After determining the sea ice types and distributions, slices of each sea ice type are generated from pseudocolor images. The coordinates of each slice in the graph are recorded by randomly cropping the sliding windows of different sizes within the corresponding types of sea ice regions simultaneously. Since the randomly obtained slices may contain multiple sea ice types at the same time, it is necessary to retain the slices that can be used for the training set by manual selection. The slices are then cropped to sizes of 16 × 16 × 3, 32 × 32 × 3, and 64 × 64 × 3, respectively, to obtain the final training data, as shown in
Figure 4. The red border part represents some pixels of the selected slice, the blue part is the center of the sample, and the yellow part is the current whole sample. To avoid an unbalanced sample size image training effect, the number of samples for each type of sea ice should be kept comparable as much as possible. We randomly select the data used to generate the training and test samples from the data in
Table 1, and the ultimate result is scene 2, scene 4, and scene 19 for testing while the rest of the data are for training. Using the method described above, we select 35,000 training samples for each type of sea ice, of which 14% are used for validation. The training dataset is used as the input of the deep learning model so that the model gradually generates model parameters from the training data, and the validation set is used to test the accuracy of the current model continuously to avoid problems such as accuracy degradation due to overfitting.
Additional samples from scene 2, scene 4, and scene 19 are collected for testing the accuracy of the model. The number of test samples selected within each region is roughly in the range of 900–1000, with specific information shown in
Table 2. Considering that the validation set data are continuously used to test the model accuracy during the training process, the model parameters will be adjusted accordingly to the characteristics of the validation set data, resulting in the model definitely having better results on the validation dataset. Therefore, it is more convincing to use the data not used for training to verify the accuracy of the model.

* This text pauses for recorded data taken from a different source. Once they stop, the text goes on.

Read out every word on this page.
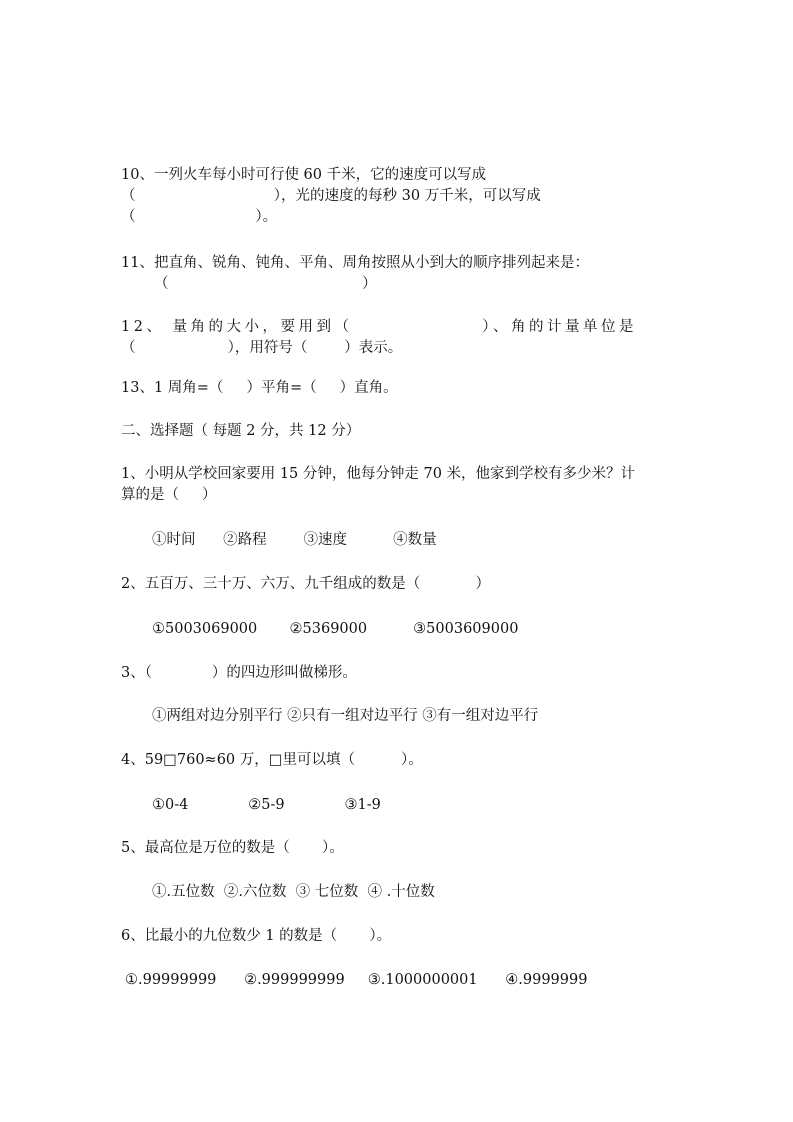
10、一列火车每小时可行使 60 千米，它的速度可以写成
（                              ），光的速度的每秒 30 万千米，可以写成
（                          ）。
11、把直角、锐角、钝角、平角、周角按照从小到大的顺序排列起来是：
（                                          ）
12、 量角的大小，要用到（                ）、角的计量单位是
（                    ），用符号（        ）表示。
13、1 周角=（     ）平角=（     ）直角。
二、选择题（ 每题 2 分，共 12 分）
1、小明从学校回家要用 15 分钟，他每分钟走 70 米，他家到学校有多少米？计
算的是（     ）
①时间      ②路程        ③速度          ④数量
2、五百万、三十万、六万、九千组成的数是（            ）
①5003069000       ②5369000          ③5003609000
3、（             ）的四边形叫做梯形。
①两组对边分别平行 ②只有一组对边平行 ③有一组对边平行
4、59□760≈60 万，□里可以填（          ）。
①0-4             ②5-9             ③1-9
5、最高位是万位的数是（       ）。
①.五位数  ②.六位数  ③ 七位数  ④ .十位数
6、比最小的九位数少 1 的数是（       ）。
①.99999999      ②.999999999     ③.1000000001      ④.9999999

In the prediction of the whole image, the center of the sample is first determined using a sliding window of size 2 × 2 and step size 4. Then, samples of 16 × 16 × 3, 32 × 32 × 3, and 64 × 64 × 3 are cut at the same time with this window as their center. The samples with the same center are input into the model for prediction by treating the whole 64 × 64 range as the same type of sea ice. Since there are a large number of overlapping areas between different samples, the number of times each pixel is predicted as each type of sea ice is counted after the final prediction is completed for all small blocks, and the type corresponding to the maximum value is taken as the type of sea ice for that pixel.